Entre las descripciones más memorables de un beso se cuenta la de Victor Hugo, cuando pone a la bella y tonta Esmeralda en brazos del mediocre Febo, quienes se besan con ardor pero sin amor, y ponen más interés a lo que hacen con las manos (esa escena la retrató con fidelidad Tim Burton en Batman). Pero no menos ardientes son las que describe Flaubert de los besos adúlteros de Emma Bovary; esa clandestinidad la entendió muy bien el ahora anónimo autor de “qué bueno es el pan con queso, pero es más sabroso un beso debajo de un sombrero ancho”.
No hay ansiedad más grande que la provocada por la proximidad de un beso, como alegaron con distinto tono Luis G. Urbina y Manuel M. Flores, y que modernizó Joaquín Sabina (“no tembló un pájaro en tu pecho”).

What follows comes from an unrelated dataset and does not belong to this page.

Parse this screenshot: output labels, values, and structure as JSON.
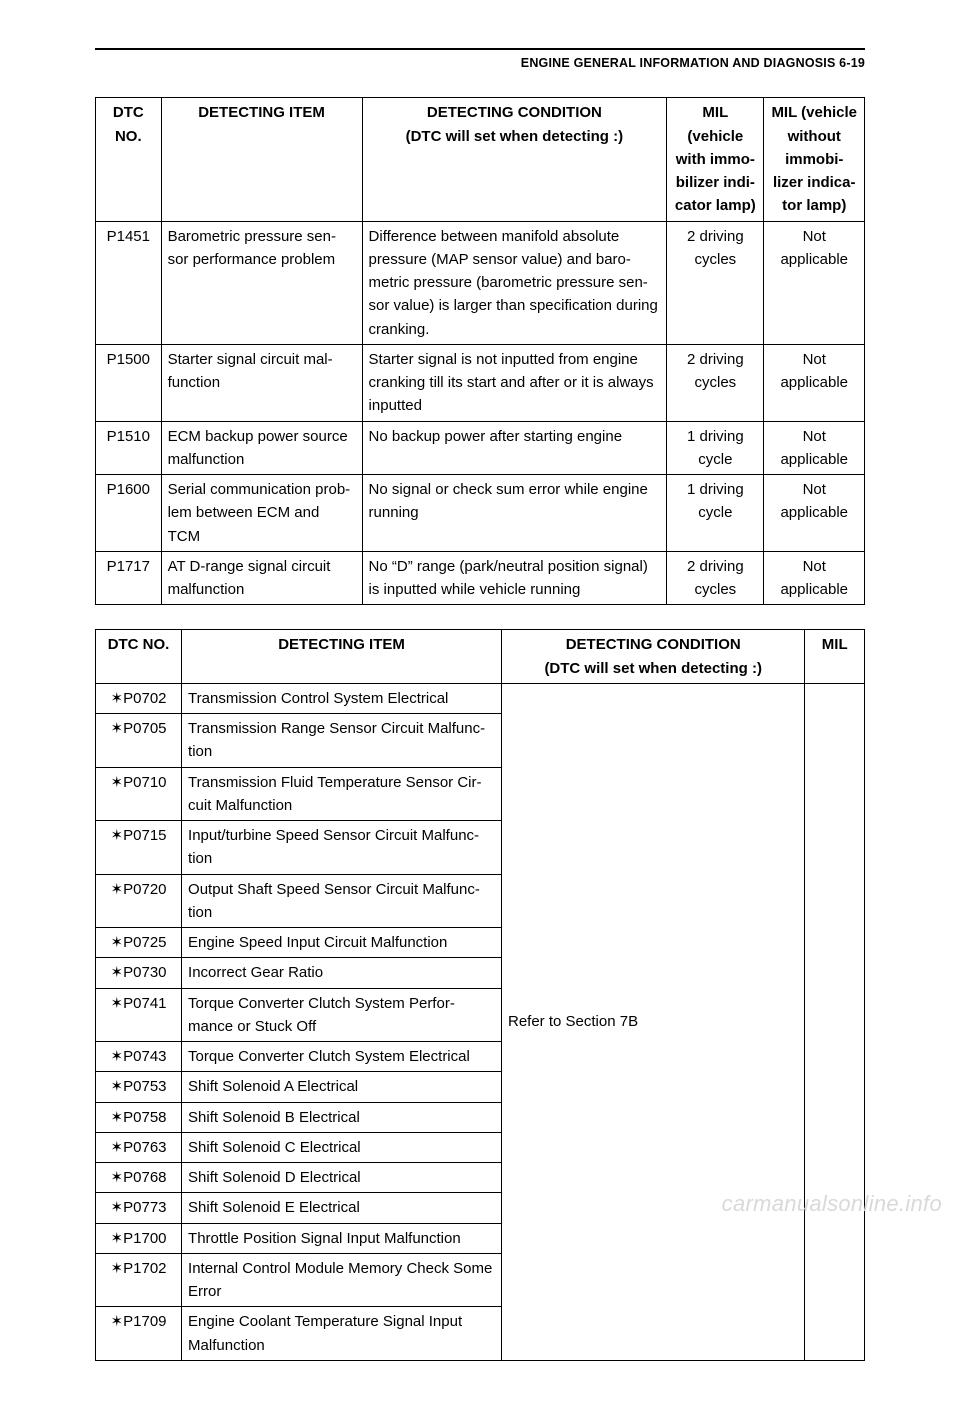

Y si la literatura sentimental ha hablado de la perdurabilidad del primer beso, los erotómanos hablan con elocuencia del último, a la manera trágica de Polo, en uno de los peores rocks mexicanos, o mejor, con la intensidad de que se está ante el último romance, como lo hace con plenitud y satisfacción Rubén Bonifaz Nuño (en plena madurez).
Sin embargo, nada provoca más entusiasmo entre los observadores que los besos en los que participan todos los sentidos; nada se ve con más envidia que los besos que prodiga Tin-Tan que no queda más que exclamar, elocuente aunque intraducible, “!más mezcla, maestro, o le remojo los adobes”. Y es que entonces el beso no es más que un preludio.
También las canciones han hablado harto de los besos, lo que retomaremos la próxima.